Director: Alexander Payne

Cast: Paul Giamatti, Dominic Sessa, Da’Vine Joy Randolph, Carrie Preston

 

Постер к фильму «Оставленные»
Poster for the film The Holdovers / imdb.com

 

Added to the treasury of Christmas cinema is another small masterpiece — one that is not only worth watching, but rewatching. It is a film that became a classic the very moment it was released. On Christmas Eve of 1970, a handful of students at a secluded New England boarding school do not go home for the holidays but find themselves stuck on an empty campus, in the company of a Black head cook and a despised ancient history teacher, Hunham (Paul Giamatti) — a loner and a miser who forces them to study even during the holidays. By a happy coincidence, the wealthy father of one of the abandoned children suddenly appears like a magician in a blue helicopter and takes all the students away on a skiing trip. All of them except one — a boy named Angus Tully. His parents are far too busy enjoying their honeymoon to think about their son or even to let him fly away with the others.

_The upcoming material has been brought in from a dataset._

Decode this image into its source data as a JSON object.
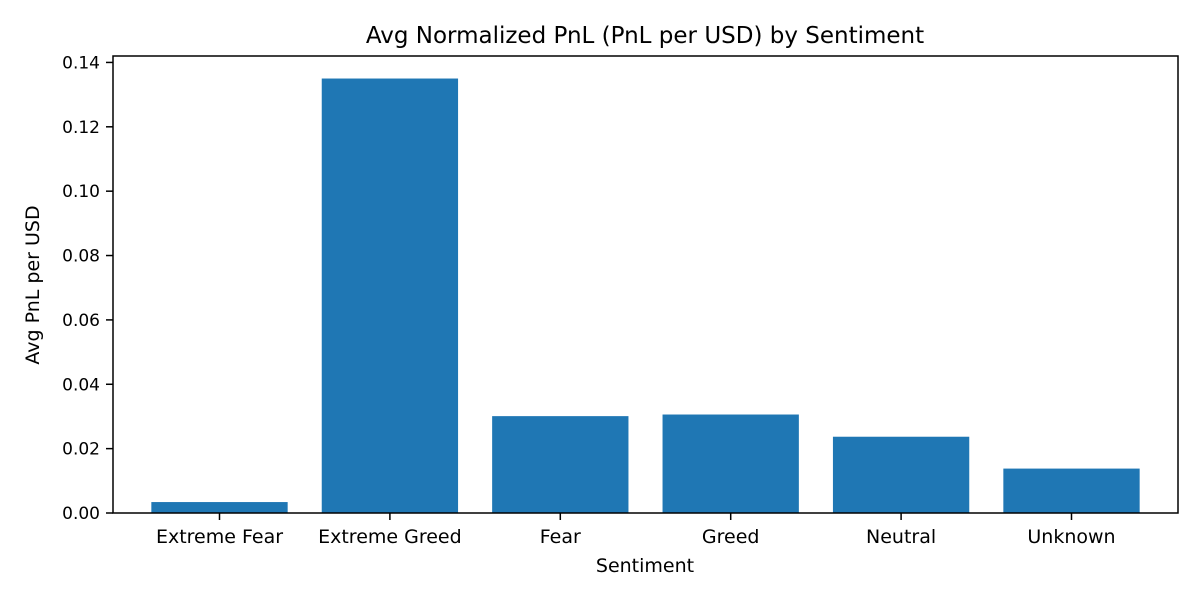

Tully is left as the only one not taken — the third member of a company consisting of the cook and the irritating Mr. Hunham. Each of the three suffers from the same affliction, whose name is loneliness. The historian is too obsessed with his profession (which is both his calling and his curse) to be married; the cook grieves for a son killed in Vietnam; and Tully is simply… an inconvenient child to a hedonistic mother. One by one, the three lash out at each other, imperceptibly turning into a family they themselves choose to create.

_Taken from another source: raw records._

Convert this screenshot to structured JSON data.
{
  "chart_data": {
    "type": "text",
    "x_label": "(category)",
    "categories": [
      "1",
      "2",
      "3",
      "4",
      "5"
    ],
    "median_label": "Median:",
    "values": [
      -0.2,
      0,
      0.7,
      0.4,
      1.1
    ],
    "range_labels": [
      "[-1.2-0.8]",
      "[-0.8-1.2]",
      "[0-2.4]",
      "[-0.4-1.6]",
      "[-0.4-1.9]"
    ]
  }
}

The Holdovers is a Christmas carol in prose of Dickensian dignity, devoid of startling plot twists and untainted by agenda. Focused on everyday life, the film skillfully conveys the very spirit of Christmas — a holiday made up of hope and sorrow. Director Alexander Payne, a master of piercing human stories (About Schmidt (2002), Sideways (2004), Nebraska (2013), armed with the brilliant Giamatti, brings to the screen a new Scrooge — a lifelong prisoner of his boarding school, an intellectual fanatic who lays the most precious thing he has on the altar of scholarship: life. Living, unpredictable, complex — and so dear.

Rapturously reflecting on ancient history, Giamatti’s character fails to notice that he has no history of his own. The Holdovers, which garnered every possible accolade at home and achieved a box office impressive for its scale ($45.7 million against a production budget of $13 million), is a cinema of astonishing delicacy and tenderness. And so it stops just short of becoming a sober melodrama. It freezes on the edge of the abyss — then makes a sharp turn and steps straight into eternity. Almost as if walking on water.